Atlas Shrugged was perhaps the only book that was better as a Cliff Note.
4
A gaggle of vaguely sociopathic observers, watching the spectacle from afar, conclude that whatever happened was amazing and life-affirming and, holding the story close to their hearts, set off in order to be a dick to everyone else under a policy they describe as "rational self interest" but in practical terms manifests as "fuck your shit, I got mine."
5

So, basically they conclude that private industry is the only way to get high speed rail built in America.

However, conniving bureaucrats do everything in their power to thwart it.

Just like in real life where...hold on...wait a minute....
6
In the end, the Great Men and Titans of Industry who stand astride the mediocrity of modern times like great colossi decide collectively to withhold their genius from the unappreciative masses until such time as the masses realize their mistake and beg for their return. They withdraw to the isolated "Galt's Gulch," where their complete lack of even a minimal sense of social obligation to their neighbors combined with their utter uselessness at any task resembling manual labor leads them all to untimely deaths. After a descent into cannibalism which begins approximately four days after provisions run out whittles them down to a single survivor, who is by definition the worthiest and most fit human alive, the Last Great Hope for Rational Egoism dies of starvation, alone and unmourned, after realizing too late that he is not actually capable of growing enough food and cutting enough firewood to sustain himself through a winter.

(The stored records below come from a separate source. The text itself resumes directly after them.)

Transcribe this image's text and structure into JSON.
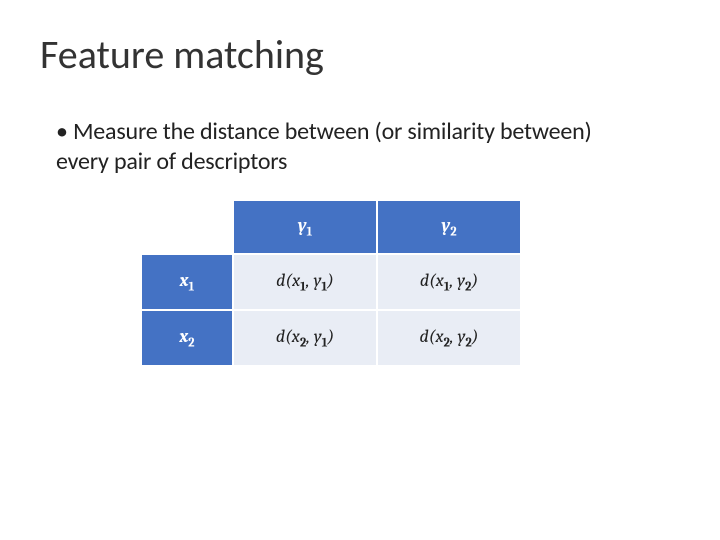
{
  "title": "Feature matching",
  "bullet": "Measure the distance between (or similarity between) every pair of descriptors",
  "table": {
    "col_headers": [
      {
        "var": "y",
        "sub": "1"
      },
      {
        "var": "y",
        "sub": "2"
      }
    ],
    "row_headers": [
      {
        "var": "x",
        "sub": "1"
      },
      {
        "var": "x",
        "sub": "2"
      }
    ],
    "cells": [
      [
        {
          "func": "d",
          "a_var": "x",
          "a_sub": "1",
          "b_var": "y",
          "b_sub": "1"
        },
        {
          "func": "d",
          "a_var": "x",
          "a_sub": "1",
          "b_var": "y",
          "b_sub": "2"
        }
      ],
      [
        {
          "func": "d",
          "a_var": "x",
          "a_sub": "2",
          "b_var": "y",
          "b_sub": "1"
        },
        {
          "func": "d",
          "a_var": "x",
          "a_sub": "2",
          "b_var": "y",
          "b_sub": "2"
        }
      ]
    ]
  }
}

The masses, for their part, barely notice their absence and go on about their business. Soon new assholes arise from their ranks and the cycle begins anew.
7
Bob The Angry Flower's Classic Literature Sequels, Atlas Shrugged 2: One Hour Later
http://goo.gl/PrB9y

8
6: You forgot the part where they spend the first few days masturbating in front of full-length mirrors.
9
8: while listening to three-hour speeches.
10
Just wanted you all to know the giggle to weight ratio in this response thread is beautiful. My mediocrity has now irreversibly tarnished it, shame.
11
In the end that wretched bitch Ayn Rand gets disabled and terminally ill and goes on government assistance and health care. I wish I were making this up.
12
Bruce Willis was dead the whole time, the chick was a dude and Verbal was Kaiser Souza.
13
The best (!) way to encounter Ayn Rand's fever dream is audiobook on CD: It's 40-some hours of the weirdest radio play you'll ever hear. (And it's free via the Seattle Public Library--so imagine Rand's whirling in her mausoleum as you're not spending a dime to get her work, but instead relying on a tax-supported state institution.)
14
Proteus dear, that was a masterpiece. I tip my chapeau to you.
15
@13
Ummm… "tax supported" isn't "not spending a dime."

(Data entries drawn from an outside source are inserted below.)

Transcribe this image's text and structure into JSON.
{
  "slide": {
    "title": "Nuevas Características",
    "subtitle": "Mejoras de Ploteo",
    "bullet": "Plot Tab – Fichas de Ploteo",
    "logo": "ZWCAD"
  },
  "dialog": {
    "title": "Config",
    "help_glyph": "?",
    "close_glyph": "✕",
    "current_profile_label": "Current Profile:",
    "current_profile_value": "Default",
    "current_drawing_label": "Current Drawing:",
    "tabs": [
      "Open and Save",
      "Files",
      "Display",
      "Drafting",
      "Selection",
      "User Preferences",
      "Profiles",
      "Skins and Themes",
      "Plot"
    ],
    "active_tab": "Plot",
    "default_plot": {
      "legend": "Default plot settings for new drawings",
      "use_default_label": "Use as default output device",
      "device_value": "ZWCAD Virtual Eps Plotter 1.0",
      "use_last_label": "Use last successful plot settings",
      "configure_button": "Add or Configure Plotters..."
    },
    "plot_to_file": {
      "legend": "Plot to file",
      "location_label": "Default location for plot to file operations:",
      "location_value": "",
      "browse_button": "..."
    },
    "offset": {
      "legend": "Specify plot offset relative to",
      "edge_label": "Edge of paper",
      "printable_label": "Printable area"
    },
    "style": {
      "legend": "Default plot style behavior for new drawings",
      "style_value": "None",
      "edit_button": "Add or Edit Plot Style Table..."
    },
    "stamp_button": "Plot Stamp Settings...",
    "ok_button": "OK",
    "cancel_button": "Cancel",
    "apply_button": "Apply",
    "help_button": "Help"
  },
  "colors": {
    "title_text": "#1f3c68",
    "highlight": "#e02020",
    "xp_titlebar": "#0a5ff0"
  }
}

But as far as libraries go, it's spending a dime on something that's definitely worthwhile. Ayn Rand books notwithstanding.
16
The fundamental flaw in the whole premise is the idea that there are only a small handful of individuals in the whole human race that are capable of such amazing feats of industry and ingenuity. So small, in fact, that they can hide out in an isolated ditch in Colorado.

The truth of the matter is that there are millions of potential captains of industry in this country alone that have the skills and smarts to make the world a better place. And they aren't held back by government regulation and whiny slackers, they are held back by the existing titans of industry who wield the vast wealth and power they've accumulated to keep anyone else out of the club.

While the Amazing Randis scream about the evils of government, the Koch brothers sit back and enjoy the success of their scheme.
17
I couldn't make it past 20 minutes. I was really curious about how the libertarian narrative would play out... but the acting, plot & dialog were insufferably bad. I am not about to pick up the book.
18
@16: "The truth of the matter is that there are millions of potential captains of industry in this country"

What about all the "potential captains of industry" that are currently working at Gamestop and lecturing the rest of us about the need to remove minimum wage so they can rocket up to the top?